La mattina del nostro tredicesimo giorno al Cairo, giovedì 25 gennaio, come d’accordo ci presentiamo al consolato italiano per avere finalmente il mio nuovo passaporto, ma purtroppo la risposta è negativa perché pare che siano finiti i libretti. In effetti vediamo che tutti gli uffici sono molto indaffarati con le richieste di visto per l’Italia degli egiziani, si respira un certo nervosismo. Oggi però nel signor Mario notiamo qualcosa di diverso anche nei nostri confronti ed è facile pensare che quella “polpetta” della signora Grimaldi ci abbia messo in cattiva luce presso l’impiegato dell’ufficio passaporti quando questo, che prima era gentilissimo, ha iniziato a fare domande ambigue e inopportune: “Come mai viaggiate tanto? Come mai volete andare in Arabia e nello Yemen? Dove alloggiate?”. Posticipa a sabato l’appuntamento e conclude con un bisbiglio strano, lasciando intendere che noi potremmo essere membri delle Brigate Rosse. Ci mancava anche questa.

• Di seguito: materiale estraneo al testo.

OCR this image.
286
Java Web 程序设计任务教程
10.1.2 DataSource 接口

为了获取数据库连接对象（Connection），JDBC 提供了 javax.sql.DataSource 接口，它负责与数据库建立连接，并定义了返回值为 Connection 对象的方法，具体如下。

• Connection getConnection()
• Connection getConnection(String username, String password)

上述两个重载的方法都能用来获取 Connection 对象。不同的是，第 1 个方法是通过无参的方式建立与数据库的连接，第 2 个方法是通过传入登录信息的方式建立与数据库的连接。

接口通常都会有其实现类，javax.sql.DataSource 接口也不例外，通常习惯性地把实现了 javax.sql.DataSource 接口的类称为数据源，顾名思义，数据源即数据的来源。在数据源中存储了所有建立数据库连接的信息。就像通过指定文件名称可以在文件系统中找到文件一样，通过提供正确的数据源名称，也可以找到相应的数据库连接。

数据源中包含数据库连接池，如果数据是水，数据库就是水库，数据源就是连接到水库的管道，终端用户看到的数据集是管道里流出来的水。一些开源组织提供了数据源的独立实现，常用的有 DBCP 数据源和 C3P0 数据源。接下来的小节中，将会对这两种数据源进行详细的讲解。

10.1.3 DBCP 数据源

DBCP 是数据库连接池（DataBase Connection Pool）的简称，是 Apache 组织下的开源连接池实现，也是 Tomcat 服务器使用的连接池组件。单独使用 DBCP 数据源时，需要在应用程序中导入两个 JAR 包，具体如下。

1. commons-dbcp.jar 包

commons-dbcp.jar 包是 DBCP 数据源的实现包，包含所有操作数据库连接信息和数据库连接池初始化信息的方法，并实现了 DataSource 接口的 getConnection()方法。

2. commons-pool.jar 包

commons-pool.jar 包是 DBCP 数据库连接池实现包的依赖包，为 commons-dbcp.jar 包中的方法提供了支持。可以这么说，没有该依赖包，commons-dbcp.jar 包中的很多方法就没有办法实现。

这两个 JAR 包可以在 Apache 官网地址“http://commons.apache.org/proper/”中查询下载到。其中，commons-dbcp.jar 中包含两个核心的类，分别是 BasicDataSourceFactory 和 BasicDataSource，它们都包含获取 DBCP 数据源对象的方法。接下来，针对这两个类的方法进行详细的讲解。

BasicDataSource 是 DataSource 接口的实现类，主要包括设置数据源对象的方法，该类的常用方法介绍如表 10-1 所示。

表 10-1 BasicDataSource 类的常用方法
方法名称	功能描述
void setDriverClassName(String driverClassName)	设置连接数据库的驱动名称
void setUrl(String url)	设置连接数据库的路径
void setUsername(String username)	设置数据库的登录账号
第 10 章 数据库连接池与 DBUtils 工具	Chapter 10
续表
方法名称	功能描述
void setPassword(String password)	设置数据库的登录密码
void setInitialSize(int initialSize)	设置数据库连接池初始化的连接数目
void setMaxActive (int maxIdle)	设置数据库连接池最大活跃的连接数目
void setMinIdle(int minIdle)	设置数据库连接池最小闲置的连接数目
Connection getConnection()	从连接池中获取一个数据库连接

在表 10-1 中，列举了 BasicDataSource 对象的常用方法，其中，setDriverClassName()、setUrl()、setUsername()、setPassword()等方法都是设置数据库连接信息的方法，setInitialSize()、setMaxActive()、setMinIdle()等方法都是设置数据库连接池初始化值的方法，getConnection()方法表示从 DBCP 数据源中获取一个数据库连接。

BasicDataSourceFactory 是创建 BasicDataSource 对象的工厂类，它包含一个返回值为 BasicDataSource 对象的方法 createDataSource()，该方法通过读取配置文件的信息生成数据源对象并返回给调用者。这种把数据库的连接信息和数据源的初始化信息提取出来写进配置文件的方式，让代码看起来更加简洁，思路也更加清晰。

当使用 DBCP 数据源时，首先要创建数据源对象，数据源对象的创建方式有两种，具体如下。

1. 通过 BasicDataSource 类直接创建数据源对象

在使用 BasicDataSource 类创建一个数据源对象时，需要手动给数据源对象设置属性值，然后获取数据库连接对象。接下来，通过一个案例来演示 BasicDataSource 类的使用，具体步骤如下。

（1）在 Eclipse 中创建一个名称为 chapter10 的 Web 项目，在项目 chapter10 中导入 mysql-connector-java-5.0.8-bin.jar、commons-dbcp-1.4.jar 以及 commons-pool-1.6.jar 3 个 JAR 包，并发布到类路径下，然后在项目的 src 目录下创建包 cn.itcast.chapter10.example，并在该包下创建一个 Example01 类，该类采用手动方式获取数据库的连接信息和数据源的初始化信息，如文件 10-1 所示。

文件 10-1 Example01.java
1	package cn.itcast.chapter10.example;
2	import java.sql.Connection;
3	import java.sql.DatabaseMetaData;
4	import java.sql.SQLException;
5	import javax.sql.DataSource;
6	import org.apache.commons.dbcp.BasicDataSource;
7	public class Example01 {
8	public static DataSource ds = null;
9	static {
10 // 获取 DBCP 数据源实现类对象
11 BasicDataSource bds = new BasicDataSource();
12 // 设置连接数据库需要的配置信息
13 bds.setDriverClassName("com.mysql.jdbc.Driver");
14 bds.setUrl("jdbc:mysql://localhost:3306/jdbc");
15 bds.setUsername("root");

Da pseudo brigatisti rossi ci sediamo a guardare tranquillamente il passeggio della gente e a fumare il narghilè in un bar di Opera Square. Ogni carica del loro tabacco dolciastro costa 3 piastre e il tè ne costa 5. Qui leghiamo con due giovani spagnole di Madrid che, come noi e tanti altri, sorseggiano il tè fumando il narghilè. Si chiamano Luz e Mila, studiano l’arabo ma dicono, ironizzando, che è solo una scusa per non lavorare. Sono appena tornate da un entusiasmante viaggio in Sudan e mi annoto sul taccuino pagine di informazioni utili da utilizzare da Aswan in poi. Dopo il viaggio in Sudan, nel quale confermano con infiniti esempi che i sudanesi sono gente amabile, Luz inizia ora ad esprimere il suo parere sugli egiziani: “Detesto gli egiziani, sono falsi e ipocriti. Ogni piacere che ti fanno, dopo arriva sempre il momento del rendiconto espresso con arroganza, sono sleali”. E aggiunge: “Impossibile stringere amicizie. Un nostro amico è stato invitato per quattro volte nelle loro case e tutte le volte lo hanno derubato”. Luz parla per ore a raffica tanto da stordirci. Le due ragazze abitano sole in un appartamento in centro per cento dollari al mese ed è palese che avrebbero piacere che rimanessimo in loro compagnia ma ormai è mezzanotte e siamo esausti.